No obstante, a pesar de celebrar cada 21 de mayo el día mundial de la Diversidad Cultural para el Diálogo y el Desarrollo, son aún muchos los embates que subsisten en el alcance de una sociedad justa para todas y todos.

Pensar en los procesos de exclusión y marginalización que viven aún diversas comunidades indígenas; la carencia de servicios públicos de educación, salud o de infraestructura; el acceso a programas gubernamentales, sociales y productivos, así  como la falta de oportunidades económicas; son un claro ejemplo de los problemas sociales a los cuales se enfrentan  hoy  en día en respeto de su cultural.

El ataque constante a la diversidad cultural se materializa en problemas de  desigualdad, discriminación y racismo.  De forma irreflexiva reproducimos acciones que atentan contra el respeto a la diversidad de nuestras comunidades,  por ejemplo, el desplazamiento de las lenguas indígenas por el aprendizaje del idioma español; la falta de atención al fomento y conservación de sus expresiones culturales tales como sus bailes e indumentaria; la deslegitimación de sus cosmovisiones de vida y sus conocimientos, así como de la perdida de sus tradiciones y costumbres, forman parte de estas acciones de omisión.

Dentro de las comunidades indígenas oaxaqueñas estas lógicas de exclusión y disgregación  han llevado al levantamiento para la defensa de su territorio, al respeto de su soberanía alimentaria, de sus formas de organización, a  exigir el cuidado de sus zonas arqueológicas, del cuidado y respeto de sus recursos naturales, así como de la protección de sus tradiciones y costumbres.

Considerando que la diversidad cultural es detonante para el desarrollo del  crecimiento económico, que para el caso oaxaqueño se presenta a través de la promoción de artesanías, bordados y/o textiles; estas acciones terminan en situaciones de despojo, en devaluación de sus costos de elaboración, en plagio de sus artefactos y, en la sustitución de los medios artesanales de producción por mecanismo de producción en serie; además de no ser valorado ni renumerado el trabajo que las mujeres realizan en la elaboración de estos productos.

Es erróneo pensar  que la diversidad cultural es la causa de conflictos sociales, cuando en verdad el problema es tratar de suprimirlos, ya que la diversidad cultural es una fuerza motriz del desarrollo, no sólo en lo que respecta al crecimiento económico, sino como medio de tener una vida intelectual, afectiva, moral y espiritual más enriquecedora dentro de nuestras comunidades.

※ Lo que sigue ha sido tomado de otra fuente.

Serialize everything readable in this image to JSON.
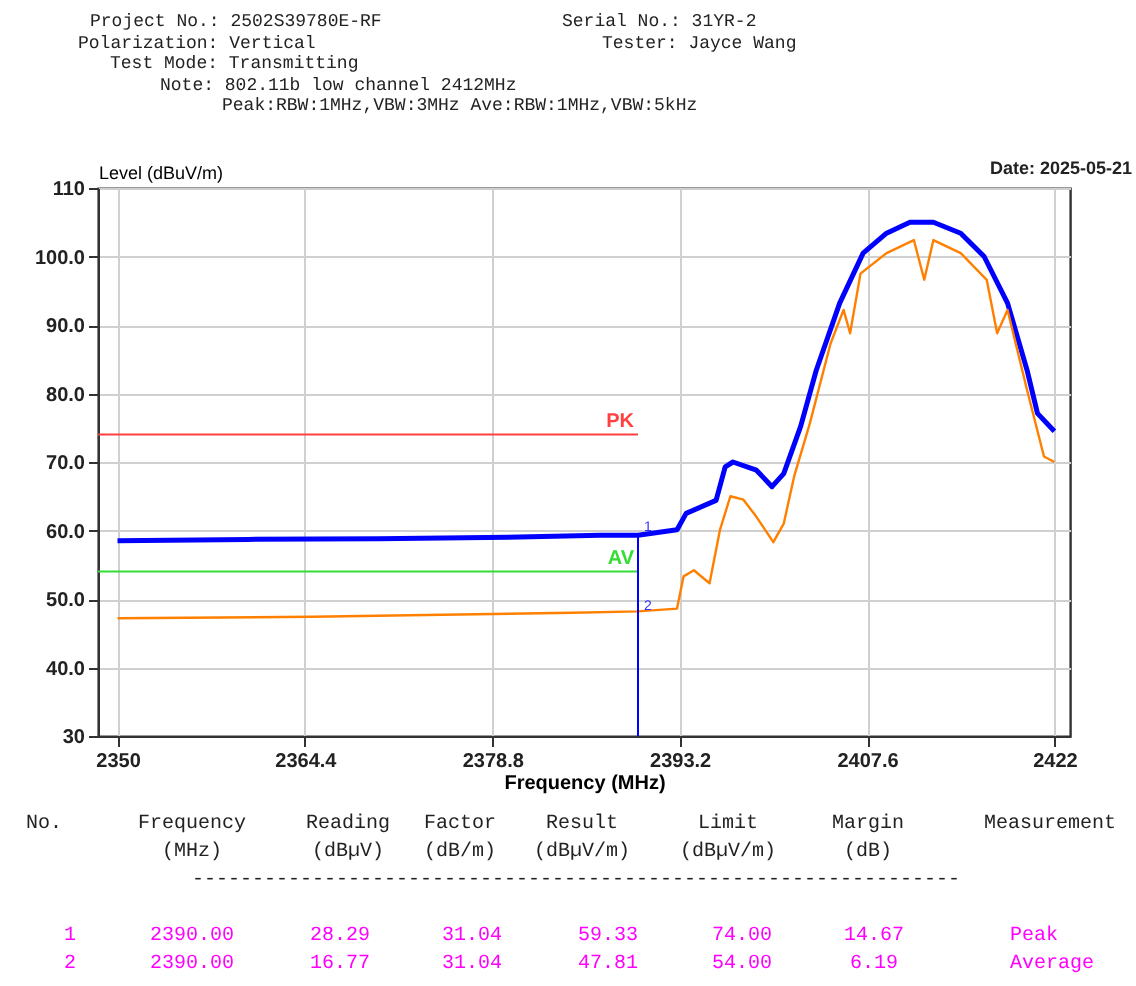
{
  "chart_data": {
    "type": "line",
    "xlabel": "Frequency (MHz)",
    "ylabel": "Level (dBuV/m)",
    "xlim": [
      2348.5,
      2423.2
    ],
    "xticks": [
      2350,
      2364.4,
      2378.8,
      2393.2,
      2407.6,
      2422
    ],
    "ylim": [
      30,
      110
    ],
    "yticks": [
      30,
      {
        "value": 40,
        "label": "40.0"
      },
      {
        "value": 50,
        "label": "50.0"
      },
      {
        "value": 60,
        "label": "60.0"
      },
      {
        "value": 70,
        "label": "70.0"
      },
      {
        "value": 80,
        "label": "80.0"
      },
      {
        "value": 90,
        "label": "90.0"
      },
      {
        "value": 100,
        "label": "100.0"
      },
      110
    ],
    "grid": true,
    "legend": false,
    "marker": "none",
    "line_style": "solid",
    "series": [
      {
        "color": "#0000ff",
        "x": [
          2350,
          2360,
          2370,
          2380,
          2387.1,
          2390,
          2393.0,
          2393.7,
          2396.0,
          2396.7,
          2397.3,
          2399.1,
          2400.3,
          2401.2,
          2402.5,
          2403.7,
          2405.5,
          2407.3,
          2409.1,
          2410.9,
          2412.7,
          2414.8,
          2416.6,
          2418.4,
          2419.9,
          2420.7,
          2422
        ],
        "values": [
          58.5,
          58.7,
          58.8,
          59.0,
          59.3,
          59.3,
          60.1,
          62.5,
          64.4,
          69.3,
          70.0,
          68.8,
          66.4,
          68.3,
          75.2,
          83.4,
          93.2,
          100.5,
          103.4,
          105.0,
          105.0,
          103.4,
          100.0,
          93.2,
          83.4,
          77.1,
          74.5
        ]
      },
      {
        "color": "#ff8000",
        "x": [
          2350,
          2365,
          2375,
          2385,
          2390,
          2393.0,
          2393.5,
          2394.3,
          2394.8,
          2395.5,
          2396.3,
          2397.1,
          2398.1,
          2399.1,
          2400.4,
          2401.2,
          2402.0,
          2403.2,
          2404.8,
          2405.8,
          2406.3,
          2407.1,
          2409.1,
          2411.2,
          2412.0,
          2412.7,
          2414.8,
          2416.8,
          2417.6,
          2418.4,
          2419.9,
          2421.2,
          2422
        ],
        "values": [
          47.2,
          47.4,
          47.7,
          48.0,
          48.2,
          48.6,
          53.3,
          54.2,
          53.4,
          52.3,
          60.1,
          65.0,
          64.5,
          62.0,
          58.3,
          61.0,
          67.9,
          75.6,
          87.3,
          92.2,
          88.8,
          97.5,
          100.5,
          102.4,
          96.6,
          102.4,
          100.5,
          96.6,
          88.8,
          92.2,
          80.5,
          70.8,
          70.0
        ]
      }
    ],
    "ref_lines": [
      {
        "axis": "y",
        "value": 74,
        "label": "PK",
        "color": "#ff4040"
      },
      {
        "axis": "y",
        "value": 54,
        "label": "AV",
        "color": "#33dd33"
      },
      {
        "axis": "x",
        "value": 2390,
        "label": null,
        "color": "#0000ff"
      }
    ],
    "annotations": [
      "Project No.: 2502S39780E-RF",
      "Serial No.: 31YR-2",
      "Polarization: Vertical",
      "Tester: Jayce Wang",
      "Test Mode: Transmitting",
      "Note: 802.11b low channel 2412MHz",
      "Peak:RBW:1MHz,VBW:3MHz Ave:RBW:1MHz,VBW:5kHz",
      "Date: 2025-05-21",
      "No.",
      "Frequency",
      "Reading",
      "Factor",
      "Result",
      "Limit",
      "Margin",
      "Measurement",
      "(MHz)",
      "(dBµV)",
      "(dB/m)",
      "(dBµV/m)",
      "(dBµV/m)",
      "(dB)",
      "----------------------------------------------------------------",
      "1",
      "2390.00",
      "28.29",
      "31.04",
      "59.33",
      "74.00",
      "14.67",
      "Peak",
      "2",
      "2390.00",
      "16.77",
      "31.04",
      "47.81",
      "54.00",
      "6.19",
      "Average",
      {
        "text": "1",
        "x": 2390,
        "y": 59.33
      },
      {
        "text": "2",
        "x": 2390,
        "y": 47.81
      }
    ]
  }
}
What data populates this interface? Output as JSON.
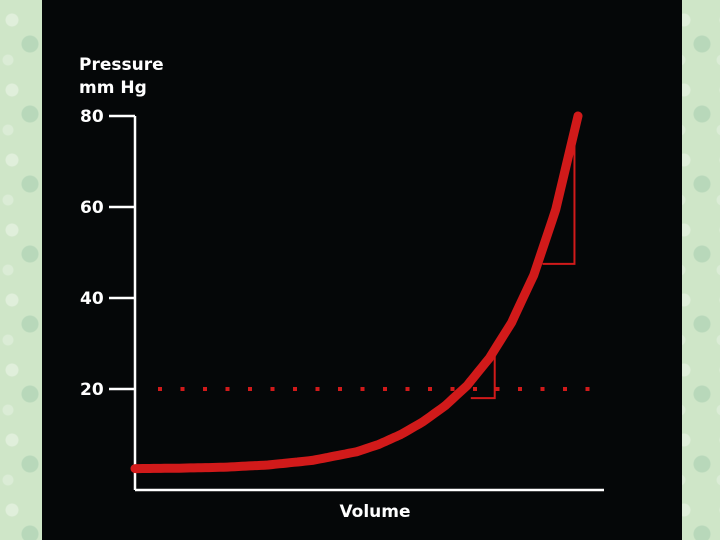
{
  "chart_data": {
    "type": "line",
    "ylabel_line1": "Pressure",
    "ylabel_line2": "mm Hg",
    "xlabel": "Volume",
    "yticks": [
      80,
      60,
      40,
      20
    ],
    "ylim": [
      0,
      80
    ],
    "xlim": [
      0,
      100
    ],
    "threshold": 20,
    "series": [
      {
        "x": [
          0,
          10,
          20,
          30,
          40,
          50,
          55,
          60,
          65,
          70,
          75,
          80,
          85,
          90,
          95,
          100
        ],
        "values": [
          2.5,
          2.6,
          2.8,
          3.3,
          4.3,
          6.2,
          7.8,
          10.0,
          12.8,
          16.3,
          20.8,
          26.8,
          34.6,
          45.0,
          59.5,
          80.0
        ]
      }
    ],
    "slope_triangles": [
      {
        "x0": 75.8,
        "x1": 81.2,
        "y0": 18.0
      },
      {
        "x0": 92.0,
        "x1": 99.2,
        "y0": 47.5
      }
    ],
    "colors": {
      "axis": "#ffffff",
      "curve": "#d11a1a",
      "dots": "#d11a1a",
      "background": "#050708"
    }
  }
}
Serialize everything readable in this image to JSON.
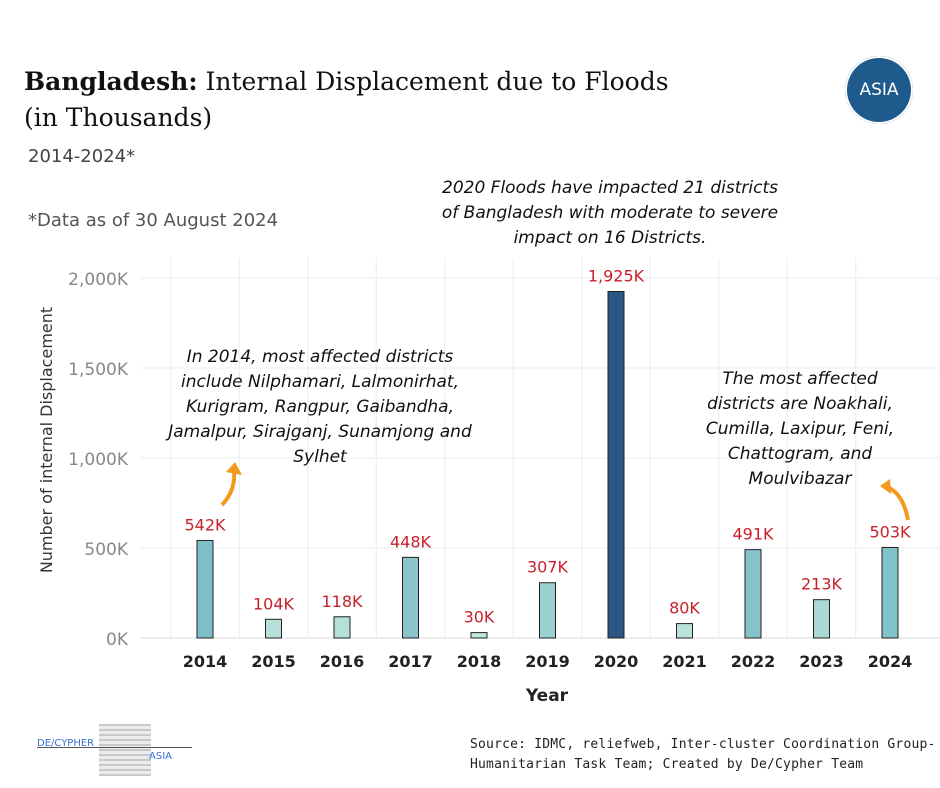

Es necesario combatir la polarización y los estereotipos culturales, que presentan a nuestras comunidades en un estado de atraso, de inferioridad, las cuales propician la existencia de acciones de discriminación y racismo, de exclusión frente a la alteridad.

Si pretendemos dejar a nuestras hijas e hijos una sociedad en la cual nos podamos desarrollar de forma libre, donde sean respetados nuestros derechos, nuestras diferentes formas de pensar y de ser, es importante empezar por respetar la diversidad cultural mediante acciones diarias; tomar  consciencia de la importancia de ejercer valores de inclusión, de tolerancia y combatir los estereotipos que los procesos de globalización y modernización han impuesto en desvalorización y deslegitimación de las diversas expresiones culturales. Todo esto permitirá la integración de toda y todos, reconociéndonos como personas con derechos, obligaciones y con igualdad de oportunidades y desarrollo. 

Desde Espiral por la Vida A.C., demandamos el respeto a la diversidad cultural de nuestras comunidades indígenas, la propiciación de un dialogo intercultural y la cooperación entre los diferentes sectores sociales para asegurar el bienestar de las comunidades indígenas fortaleciendo la diversidad de expresiones culturales y contribuyendo en la construcción de una cultura nacional que valore y respete la diversidad cultural como patrimonio de las futuras generaciones.